‘What Did I Think Would Happen’ é a faixa de abertura do álbum futuro de Arliston, Disappointment Machine. De uma forma íntima e cautelosa, ele apresenta a narrativa do álbum de amor não correspondido. Os ouvintes notarão os cliques e zumbidos iniciais que replicam a experiência de inserir uma fita VHS no VCR, e essa faixa age como uma cena de abertura pré-créditos em um filme de James Bond onde alguém é morto. Tudo termina em desastre e o público se torna investido em descobrir onde tudo deu errado. É por isso que a canção, embora envolta em calor analógico e guiada por uma melodia de piano repetida, é tão emocionalmente crua. Isso traz à mente o provérbio de usar o coração na manga, exceto que esse coração está machucado e cicatrizado, oferecido com uma incerteza guardada de que não será machucado novamente.
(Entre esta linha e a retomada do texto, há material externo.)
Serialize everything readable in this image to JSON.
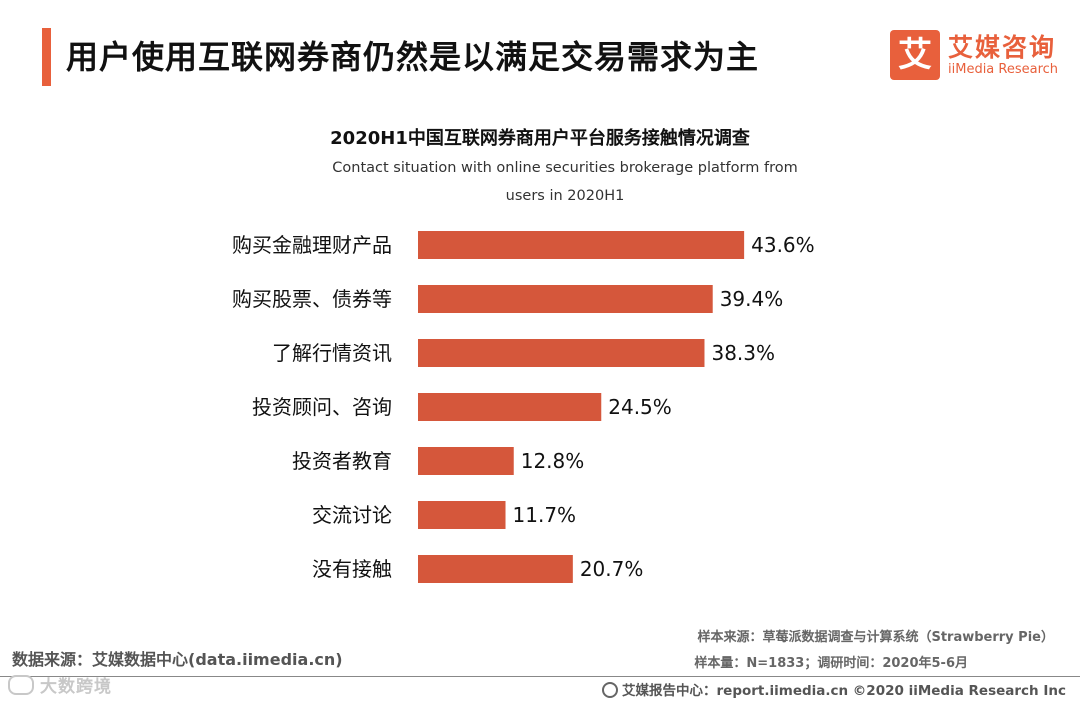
{
  "header": {
    "title": "用户使用互联网券商仍然是以满足交易需求为主",
    "logo_mark": "艾",
    "logo_cn": "艾媒咨询",
    "logo_en": "iiMedia Research"
  },
  "chart_data": {
    "type": "bar",
    "orientation": "horizontal",
    "title": "2020H1中国互联网券商用户平台服务接触情况调查",
    "subtitle_line1": "Contact situation with  online securities brokerage platform from",
    "subtitle_line2": "users in 2020H1",
    "categories": [
      "购买金融理财产品",
      "购买股票、债券等",
      "了解行情资讯",
      "投资顾问、咨询",
      "投资者教育",
      "交流讨论",
      "没有接触"
    ],
    "values": [
      43.6,
      39.4,
      38.3,
      24.5,
      12.8,
      11.7,
      20.7
    ],
    "value_labels": [
      "43.6%",
      "39.4%",
      "38.3%",
      "24.5%",
      "12.8%",
      "11.7%",
      "20.7%"
    ],
    "unit": "%",
    "xlim": [
      0,
      50
    ],
    "bar_color": "#d5573b",
    "grid": false,
    "legend": "none"
  },
  "footer": {
    "data_source": "数据来源：艾媒数据中心(data.iimedia.cn)",
    "sample_source": "样本来源：草莓派数据调查与计算系统（Strawberry Pie）",
    "sample_size": "样本量：N=1833；调研时间：2020年5-6月",
    "report_center": "艾媒报告中心：report.iimedia.cn  ©2020  iiMedia Research  Inc",
    "watermark": "大数跨境"
  },
  "colors": {
    "accent": "#e8603c",
    "bar": "#d5573b"
  }
}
Nós todos usamos essas cicatrizes de alguma maneira, só que as do compositor da banda, Jack Ratcliffe, vêm mais à tona ao longo dessa faixa, e, por extensão, o álbum como um todo.
“Essa é uma das minhas canções favoritas do álbum. Capturamos algo que era muito cru e, ao mesmo tempo, parece gentil e íntimo. É uma das coisas mais difíceis de fazer: capturar uma emoção forte sem gritar e berrar. Mas, com essa, conseguimos segurar essa coisa comovente na palma da mão e expressá-la com não muito mais que um sussurro,” Jack compartilha.
A imediatez das emoções em ‘What Did I Think Would Happen’ também se deve ao fato de que muito do que você ouvirá são ideias de primeira tomada. Nesse sentido, Arliston está ansioso para capturar a emoção que flui mais naturalmente. Portanto, o desafio reside em reter essa espontaneidade ao longo do processo de produção.
Como George resume, “Essa canção é um exercício de restrição, tentamos adicionar muita produção, parte da qual ficou como resampled. Era sobre encontrar o equilíbrio. É uma canção tão íntima que não queríamos quebrar esse feitiço de forma muito frívola.”
O resultado de toda essa atenção cuidadosa ao detalhe pode ser ouvido na forma como a canção se constrói de maneira estranhamente discordante, com metais chiados e piano clamoroso. As letras comoventes piscam entre o coro desolado e versos que oferecem imagens de diferentes cenas daquela noite. Essas imagens são implantadas pelo contraste dramático do falsetto penetrante de Jack contra seu registro mais baixo. No final, todo esse sentimento intenso se desvanece em um silêncio dilacerante; o fechamento de uma primeira cena antes que o resto da história se desenrole.
Disappointment Machine O LP está previsto para ser lançado em janeiro de 2024.